- Born: South Bend, Indiana, US
- Education: Indiana University Bloomington
- Occupation: Jewelry designer
- Spouse: Kelly Katz

= Martin Katz (jewelry designer) =

American jewelry designer

Martin Katz is an American jewelry designer based in Beverly Hills, California.

==Early life and education==
Katz was born in South Bend, Indiana. He earned a bachelor's degree in psychology and business from Indiana University Bloomington in 1978.

==Career==
Katz founded his jewelry design company, Martin Katz, Ltd. in Beverly Hills, California in 1988. His first significant position in the jewelry industry was with Laykin et Cie in Los Angeles, a jeweler inside the then prominent I. Magnin specialty stores. He began by making house calls to his few clients or inviting them into his Beverly Hills penthouse apartment.

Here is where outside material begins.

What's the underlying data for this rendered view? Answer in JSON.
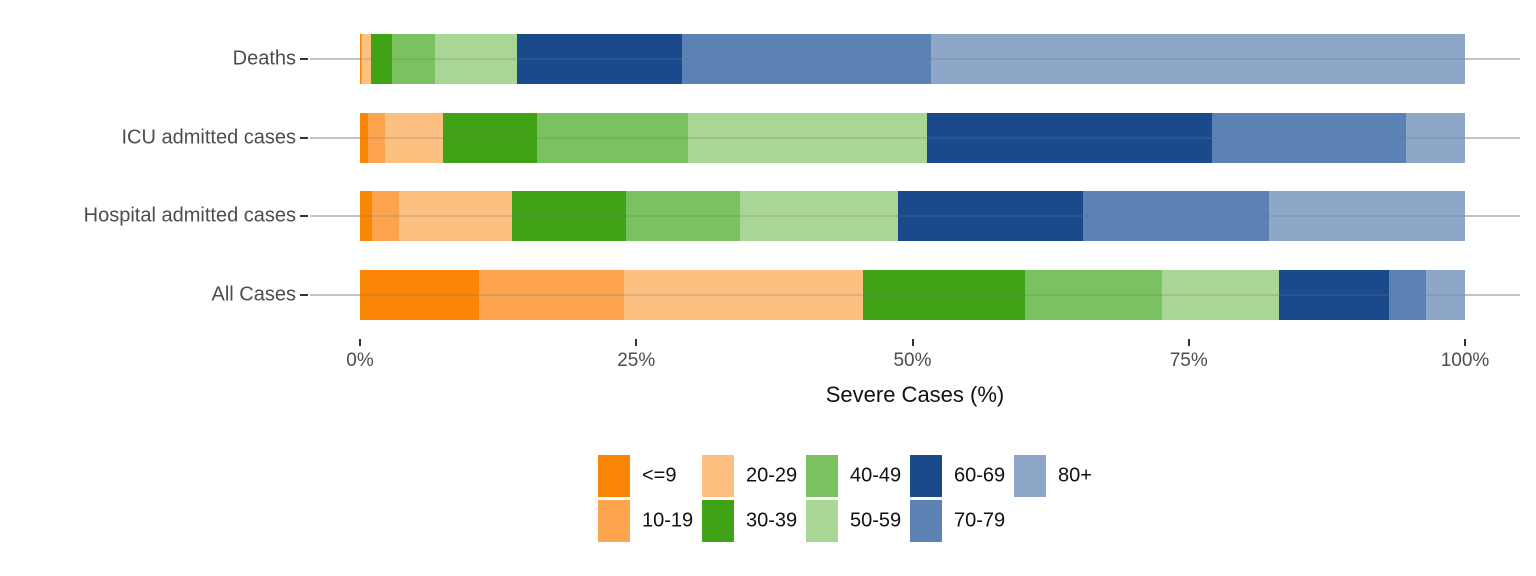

He has provided jewelry for red carpet premieres, Golden Globes, Emmy Awards, and the Academy Awards for the past 25 years, including Nicole Kidman, Angelina Jolie, Felicity Huffman, Sandra Bullock, Kate Winslet, Jennifer Aniston, Claire Danes, and Kim Kardashian, who have appeared in the master jeweler's signature micro-pavé pieces or his vintage treasures at some of the most important moments of their careers. Nicole Kidman donned Mogul Indian earrings at the 1997 Academy Awards, which she attended with Tom Cruise. At the 2006 Academy Awards, Felicity Huffman wore a diamond Gardenia brooch from Martin Katz. Sandra Bullock wore black spinel briolette earrings and a gold bangle, both from Martin Katz, to the premiere of her film Gravity, at the 70th annual Venice Film Festival. Kate Winslet wore an Edwardian diamond necklace from Martin Katz at the 1996 Academy Awards. Jennifer Aniston was outfitted in platinum and diamond drop earrings with emerald-cut diamonds hanging horizontally and a stack of platinum and diamond line bracelets from Martin Katz at the 2004 Golden Globe Awards.

Martin Katz is also well known for his luxury collaborations. Early on Ray-Ban contracted him to design jeweled sunglasses, which Celine Dion wore on the red carpet.

In 2008, Victoria's Secret approached Martin Katz to design their “Fantasy Bra.” He designed a $5 million bra named the "Black Diamond Fantasy Miracle Bra." The bra, which was worn by Adriana Lima on the runway, was made of 3,575 black diamonds (two of which weight 100 carats each), 117 certified one-carat round diamonds and 34 rubies.

In 2011, Donna Karan enlisted Martin Katz to design the first million-dollar fragrance bottle for her DKNY Golden Delicious scent. The bottle was a 14-karat, yellow and white gold apple-shape featuring 2,700 white diamonds, 183 yellow sapphires in the shape of the Manhattan skyline and a 2.43-carat yellow canary diamond which toured the world.

==Personal life==
Katz is married to Kelly Fisher Katz.